Subject: New idea on ELF prebinding
To: None <tech-userlevel@netbsd.org>
From: Bang Jun-Young <junyoung@netbsd.org>
List: tech-userlevel
Date: 11/22/2002 15:18:28
Hi folks,
Here's the summary of what I have been thinking about ELF prebinding
since a couple times of objections from people against my previous
not-good implementation ;-):
- Every binary, including executable and shared object, has .csum
section inserted by ld(1) at compile time. It is 32-bit long and
used for storing checksum (CRC32) of the binary.
- Actual prebinding and prerelocation is done by ld.elf_so(1). After
ld.elf_so(1) loads a binary for the first time, it creates a disk
file in /usr/libexec/reloc (say it "cache") and writes all of the
relocated GOT and PLT sections in memory to the file (checksum and
other necessary information as well). In any subsequent execution
of the same binary, ld.elf_so(1) no longer performs relocation.
Instead it loads cache from the disk file previously created and
compares cache information and in-memory data. If they don't differ,
it patches GOT/PLT pointers so that they point to locations in the
cache. But if they differ, ld.elf_so(1) will do the same job.
- As time goes by, there will be more caches stored in /usr/libexec/reloc.
If needed, elfreld(1) daemon regularly check if they are still valid, and
removes invalid files. Or you can remove all of them, and ld.elf_so(1)
will perform the same job again for each binary it loads.
Advantages of this method include:
- Minimal modification to binary. Only .csum is inserted and it is
ignored by old ld.elf_so(1).
- No additional executable is required (elfreld(1) is fully optional).
- It doesn't break ELF semantics. Cache is just an image of the in-memory
data after relocation is done.
- It is much simpler and can be (significantly) faster than our
competitor's implementation (prelinking in Red Hat 8.0). You don't
even have to bother to run prelink against newly created binaries in
the system regularly. Everything is automagically done by ld.elf_so(1).

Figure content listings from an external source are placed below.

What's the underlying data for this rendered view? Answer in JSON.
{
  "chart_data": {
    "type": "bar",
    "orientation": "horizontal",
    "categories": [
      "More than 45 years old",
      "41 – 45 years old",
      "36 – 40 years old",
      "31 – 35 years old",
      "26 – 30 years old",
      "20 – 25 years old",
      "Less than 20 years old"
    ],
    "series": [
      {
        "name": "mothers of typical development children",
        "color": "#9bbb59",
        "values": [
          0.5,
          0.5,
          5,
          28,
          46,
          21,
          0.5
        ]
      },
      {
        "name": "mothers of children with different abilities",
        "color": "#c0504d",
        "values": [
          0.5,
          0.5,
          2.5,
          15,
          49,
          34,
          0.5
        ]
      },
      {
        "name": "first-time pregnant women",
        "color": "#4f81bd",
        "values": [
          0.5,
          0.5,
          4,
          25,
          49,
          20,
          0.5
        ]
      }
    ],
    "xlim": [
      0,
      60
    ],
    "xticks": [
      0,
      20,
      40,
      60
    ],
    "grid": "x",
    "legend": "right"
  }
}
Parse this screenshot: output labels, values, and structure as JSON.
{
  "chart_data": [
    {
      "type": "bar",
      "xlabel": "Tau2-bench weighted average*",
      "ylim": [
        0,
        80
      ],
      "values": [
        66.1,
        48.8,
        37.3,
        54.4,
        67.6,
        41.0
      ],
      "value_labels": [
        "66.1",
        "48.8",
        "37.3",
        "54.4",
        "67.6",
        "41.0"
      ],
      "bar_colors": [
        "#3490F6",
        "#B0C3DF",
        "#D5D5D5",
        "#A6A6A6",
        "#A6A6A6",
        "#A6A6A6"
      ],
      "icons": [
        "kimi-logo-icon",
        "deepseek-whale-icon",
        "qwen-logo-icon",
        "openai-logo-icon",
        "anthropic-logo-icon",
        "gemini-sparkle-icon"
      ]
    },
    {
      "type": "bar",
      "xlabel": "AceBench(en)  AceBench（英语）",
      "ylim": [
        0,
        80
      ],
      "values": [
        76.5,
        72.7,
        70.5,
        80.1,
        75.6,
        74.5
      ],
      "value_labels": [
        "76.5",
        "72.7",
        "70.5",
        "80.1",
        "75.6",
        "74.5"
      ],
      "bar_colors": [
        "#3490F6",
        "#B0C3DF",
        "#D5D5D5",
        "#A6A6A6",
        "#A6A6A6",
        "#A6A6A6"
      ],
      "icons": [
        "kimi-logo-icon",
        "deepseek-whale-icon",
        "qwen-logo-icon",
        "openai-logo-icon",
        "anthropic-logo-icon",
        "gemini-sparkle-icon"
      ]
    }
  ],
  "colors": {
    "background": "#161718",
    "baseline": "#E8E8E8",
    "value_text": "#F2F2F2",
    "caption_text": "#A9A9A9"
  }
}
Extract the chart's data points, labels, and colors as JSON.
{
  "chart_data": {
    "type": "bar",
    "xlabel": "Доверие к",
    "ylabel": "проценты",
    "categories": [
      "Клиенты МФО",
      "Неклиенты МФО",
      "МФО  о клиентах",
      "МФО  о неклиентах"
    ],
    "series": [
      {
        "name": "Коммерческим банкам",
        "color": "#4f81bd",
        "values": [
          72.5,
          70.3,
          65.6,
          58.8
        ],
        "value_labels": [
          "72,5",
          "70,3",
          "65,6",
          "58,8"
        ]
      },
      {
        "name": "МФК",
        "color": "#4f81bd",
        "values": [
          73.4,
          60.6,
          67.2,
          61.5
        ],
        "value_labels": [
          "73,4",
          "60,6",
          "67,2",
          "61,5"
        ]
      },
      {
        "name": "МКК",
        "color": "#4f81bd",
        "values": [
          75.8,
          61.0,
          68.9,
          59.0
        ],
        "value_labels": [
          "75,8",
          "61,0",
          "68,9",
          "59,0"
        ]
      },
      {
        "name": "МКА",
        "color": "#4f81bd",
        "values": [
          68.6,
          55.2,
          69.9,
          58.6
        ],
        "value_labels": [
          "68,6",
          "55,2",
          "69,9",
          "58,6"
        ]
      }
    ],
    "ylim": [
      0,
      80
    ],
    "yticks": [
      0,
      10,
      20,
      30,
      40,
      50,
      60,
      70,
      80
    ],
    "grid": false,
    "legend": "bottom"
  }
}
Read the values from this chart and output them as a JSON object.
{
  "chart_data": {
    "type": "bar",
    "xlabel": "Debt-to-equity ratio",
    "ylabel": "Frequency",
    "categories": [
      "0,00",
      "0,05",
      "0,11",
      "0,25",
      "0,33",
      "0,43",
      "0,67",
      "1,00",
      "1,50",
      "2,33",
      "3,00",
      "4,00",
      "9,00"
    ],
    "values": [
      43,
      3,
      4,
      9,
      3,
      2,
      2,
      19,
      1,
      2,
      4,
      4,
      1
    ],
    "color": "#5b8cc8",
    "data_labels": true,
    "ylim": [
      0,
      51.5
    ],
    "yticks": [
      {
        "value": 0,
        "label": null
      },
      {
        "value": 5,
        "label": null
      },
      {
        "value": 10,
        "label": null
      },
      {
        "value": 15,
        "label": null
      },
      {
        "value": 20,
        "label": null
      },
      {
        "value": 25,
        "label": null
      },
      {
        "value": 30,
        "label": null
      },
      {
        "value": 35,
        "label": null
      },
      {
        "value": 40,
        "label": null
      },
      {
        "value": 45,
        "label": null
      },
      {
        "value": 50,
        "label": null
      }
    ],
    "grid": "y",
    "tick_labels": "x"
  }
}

- Better CPU cache utilization is possible, since it is likely
that all the GOT/PLT entries for a binary and shared objects it
depends on are stored together in a single page, or at least, adjacent
in memory.
Disadvantages of it include:
- When ld.elf_so(1) loads a binary for the first time, it takes more
time (rarely, much more) to get it done, since it creates and write
cache to disk.
- Security considerations (?).
- (please put your comments here ;-).
Comments would be appreciated,
Jun-Young
--
Bang Jun-Young <junyoung@netbsd.org>